TALLAHASSEE— Following the Florida Board of Trustees’ Sept. 21 cabinet meeting where six parcels of land within the Florida Wildlife Corridor were approved for conservation, Florida Wildlife Corridor Coalition CEO Mallory Dimmitt issued the following statement: “The Florida Wildlife Corridor Coalition commends Governor Ron DeSantis and the Board of Trustees for their leadership in approving nearly 20,000 acres of land within the Florida Wildlife Corridor for conservation. This $50 million public investment will preserve key linkages throughout the Corridor, further protecting wildlife and safeguarding water supplies for residents and visitors alike. We hope these acquisitions and conservation easement agreements will close smoothly and swiftly."
The Florida Wildlife Corridor Act was signed into law effective July 1, following unanimous bipartisan approval.
These six parcels of land, spread across the state, are uniquely positioned to address key conservation focuses:
- Hardee Flatwoods, part of the Hardee Flatwoods Florida Forever Project, allows for the preservation of rare longleaf pine flatwoods, while also protecting the headwaters of Charlie Creek which flows into the Peace River.
- Wedgworth Farms, part of the Kissimmee – St.
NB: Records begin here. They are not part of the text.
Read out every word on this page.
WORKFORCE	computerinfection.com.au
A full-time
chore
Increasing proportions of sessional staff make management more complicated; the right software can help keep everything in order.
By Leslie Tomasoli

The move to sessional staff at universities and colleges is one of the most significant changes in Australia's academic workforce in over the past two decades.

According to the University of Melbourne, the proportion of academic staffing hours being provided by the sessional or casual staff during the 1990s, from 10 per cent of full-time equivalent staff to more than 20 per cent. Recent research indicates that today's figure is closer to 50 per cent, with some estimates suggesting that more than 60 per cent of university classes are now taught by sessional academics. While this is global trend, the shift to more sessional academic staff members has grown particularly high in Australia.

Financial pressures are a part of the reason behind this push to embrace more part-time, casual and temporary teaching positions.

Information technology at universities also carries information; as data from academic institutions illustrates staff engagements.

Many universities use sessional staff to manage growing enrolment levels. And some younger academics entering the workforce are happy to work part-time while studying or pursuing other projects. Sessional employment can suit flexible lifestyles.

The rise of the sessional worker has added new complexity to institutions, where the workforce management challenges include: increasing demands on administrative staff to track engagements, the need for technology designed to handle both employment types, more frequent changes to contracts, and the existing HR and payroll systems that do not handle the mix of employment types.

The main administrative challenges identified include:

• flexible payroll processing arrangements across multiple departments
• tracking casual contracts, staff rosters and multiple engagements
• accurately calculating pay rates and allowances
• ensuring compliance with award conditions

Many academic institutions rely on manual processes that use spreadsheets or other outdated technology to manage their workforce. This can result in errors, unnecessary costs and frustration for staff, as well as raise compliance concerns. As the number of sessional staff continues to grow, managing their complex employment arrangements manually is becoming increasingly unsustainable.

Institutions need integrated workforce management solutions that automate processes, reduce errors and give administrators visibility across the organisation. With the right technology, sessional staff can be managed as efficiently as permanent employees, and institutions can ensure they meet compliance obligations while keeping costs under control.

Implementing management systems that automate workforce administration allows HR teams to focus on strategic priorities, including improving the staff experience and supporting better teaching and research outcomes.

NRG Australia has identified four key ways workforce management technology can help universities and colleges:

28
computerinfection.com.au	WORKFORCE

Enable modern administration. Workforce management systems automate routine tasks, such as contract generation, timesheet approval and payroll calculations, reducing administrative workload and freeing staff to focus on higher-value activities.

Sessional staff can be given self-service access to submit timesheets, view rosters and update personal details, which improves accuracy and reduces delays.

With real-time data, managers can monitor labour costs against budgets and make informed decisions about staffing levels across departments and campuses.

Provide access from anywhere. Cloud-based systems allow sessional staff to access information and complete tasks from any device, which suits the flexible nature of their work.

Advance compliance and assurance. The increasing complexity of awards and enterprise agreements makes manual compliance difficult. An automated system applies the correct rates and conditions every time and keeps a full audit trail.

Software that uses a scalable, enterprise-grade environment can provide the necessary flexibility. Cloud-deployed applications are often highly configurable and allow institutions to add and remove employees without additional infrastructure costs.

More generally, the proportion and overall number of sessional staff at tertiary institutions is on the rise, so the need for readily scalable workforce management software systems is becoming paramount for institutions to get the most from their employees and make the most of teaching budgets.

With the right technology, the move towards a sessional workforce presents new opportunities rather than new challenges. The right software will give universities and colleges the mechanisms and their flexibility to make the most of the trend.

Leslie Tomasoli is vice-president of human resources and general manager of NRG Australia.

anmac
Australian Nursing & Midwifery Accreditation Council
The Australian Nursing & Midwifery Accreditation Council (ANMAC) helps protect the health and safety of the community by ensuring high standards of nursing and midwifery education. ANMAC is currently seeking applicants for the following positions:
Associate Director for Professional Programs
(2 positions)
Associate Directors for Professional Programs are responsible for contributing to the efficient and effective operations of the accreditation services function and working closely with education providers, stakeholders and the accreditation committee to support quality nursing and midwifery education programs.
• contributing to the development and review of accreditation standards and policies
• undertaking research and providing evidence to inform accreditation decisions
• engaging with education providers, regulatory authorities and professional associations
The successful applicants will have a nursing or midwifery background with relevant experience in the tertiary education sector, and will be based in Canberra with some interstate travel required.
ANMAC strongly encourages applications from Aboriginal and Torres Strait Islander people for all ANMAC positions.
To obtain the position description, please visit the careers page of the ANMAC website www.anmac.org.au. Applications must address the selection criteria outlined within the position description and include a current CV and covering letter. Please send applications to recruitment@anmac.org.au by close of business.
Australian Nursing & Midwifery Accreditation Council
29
Johns River Connector Florida Forever Project, will remain a working ranch while securing a vital linkage in the heart of the Corridor and uniting the state’s two largest watersheds.
- Alico Ranch, part of the Devil’s Garden Florida Forever Project, will contribute to the expansion of the adjacent Okaloacoochee Slough State Forest, a core territory for the Florida panther and a path to the north from the Everglades
- Evergreen Timberco, part of the Coastal Headwaters Longleaf Forest Florida Forever Project, will expand the adjacent Blackwater River State Forest and restore the historic longleaf pine ecosystem, protecting the watershed for Coldwater Creek and Blackwater River.
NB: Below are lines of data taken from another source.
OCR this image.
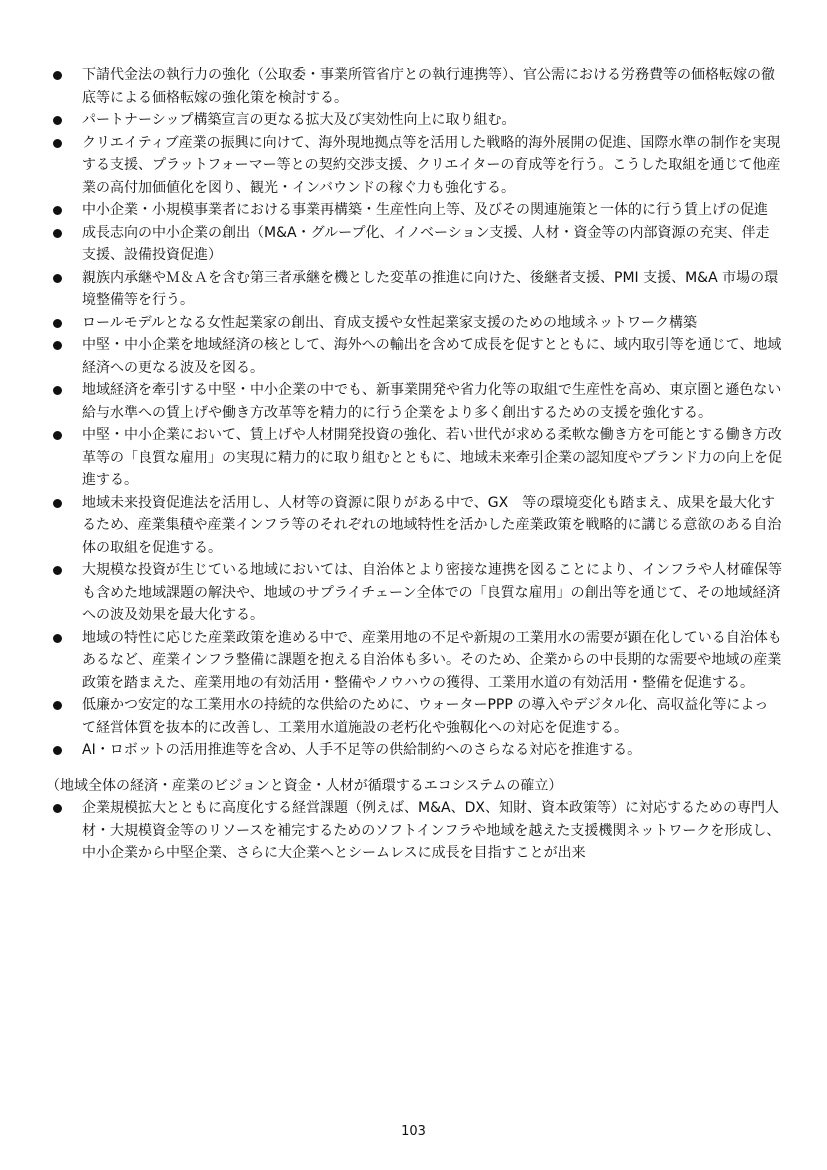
下請代金法の執行力の強化（公取委・事業所管省庁との執行連携等）、官公需における労務費等の価格転嫁の徹底等による価格転嫁の強化策を検討する。
パートナーシップ構築宣言の更なる拡大及び実効性向上に取り組む。
クリエイティブ産業の振興に向けて、海外現地拠点等を活用した戦略的海外展開の促進、国際水準の制作を実現する支援、プラットフォーマー等との契約交渉支援、クリエイターの育成等を行う。こうした取組を通じて他産業の高付加価値化を図り、観光・インバウンドの稼ぐ力も強化する。
中小企業・小規模事業者における事業再構築・生産性向上等、及びその関連施策と一体的に行う賃上げの促進
成長志向の中小企業の創出（M&A・グループ化、イノベーション支援、人材・資金等の内部資源の充実、伴走支援、設備投資促進）
親族内承継やＭ＆Ａを含む第三者承継を機とした変革の推進に向けた、後継者支援、PMI 支援、M&A 市場の環境整備等を行う。
ロールモデルとなる女性起業家の創出、育成支援や女性起業家支援のための地域ネットワーク構築
中堅・中小企業を地域経済の核として、海外への輸出を含めて成長を促すとともに、域内取引等を通じて、地域経済への更なる波及を図る。
地域経済を牽引する中堅・中小企業の中でも、新事業開発や省力化等の取組で生産性を高め、東京圏と遜色ない給与水準への賃上げや働き方改革等を精力的に行う企業をより多く創出するための支援を強化する。
中堅・中小企業において、賃上げや人材開発投資の強化、若い世代が求める柔軟な働き方を可能とする働き方改革等の「良質な雇用」の実現に精力的に取り組むとともに、地域未来牽引企業の認知度やブランド力の向上を促進する。
地域未来投資促進法を活用し、人材等の資源に限りがある中で、GX　等の環境変化も踏まえ、成果を最大化するため、産業集積や産業インフラ等のそれぞれの地域特性を活かした産業政策を戦略的に講じる意欲のある自治体の取組を促進する。
大規模な投資が生じている地域においては、自治体とより密接な連携を図ることにより、インフラや人材確保等も含めた地域課題の解決や、地域のサプライチェーン全体での「良質な雇用」の創出等を通じて、その地域経済への波及効果を最大化する。
地域の特性に応じた産業政策を進める中で、産業用地の不足や新規の工業用水の需要が顕在化している自治体もあるなど、産業インフラ整備に課題を抱える自治体も多い。そのため、企業からの中長期的な需要や地域の産業政策を踏まえた、産業用地の有効活用・整備やノウハウの獲得、工業用水道の有効活用・整備を促進する。
低廉かつ安定的な工業用水の持続的な供給のために、ウォーターPPP の導入やデジタル化、高収益化等によって経営体質を抜本的に改善し、工業用水道施設の老朽化や強靱化への対応を促進する。
AI・ロボットの活用推進等を含め、人手不足等の供給制約へのさらなる対応を推進する。

（地域全体の経済・産業のビジョンと資金・人材が循環するエコシステムの確立）

企業規模拡大とともに高度化する経営課題（例えば、M&A、DX、知財、資本政策等）に対応するための専門人材・大規模資金等のリソースを補完するためのソフトインフラや地域を越えた支援機関ネットワークを形成し、中小企業から中堅企業、さらに大企業へとシームレスに成長を目指すことが出来
103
- Corrigan Ranch, part of the Corrigan Ranch Florida Forever Project, will expand Kissimmee Prairie Preserve State Park and protect one of the largest known populations of the Florida grasshopper sparrow – the most endangered bird in North America.
- Cow Creek Ranch, part of the Rural & Family Lands Protection Program, will remain a working cattle ranch while protecting a corridor linkage on the east side of Lake Okeechobee.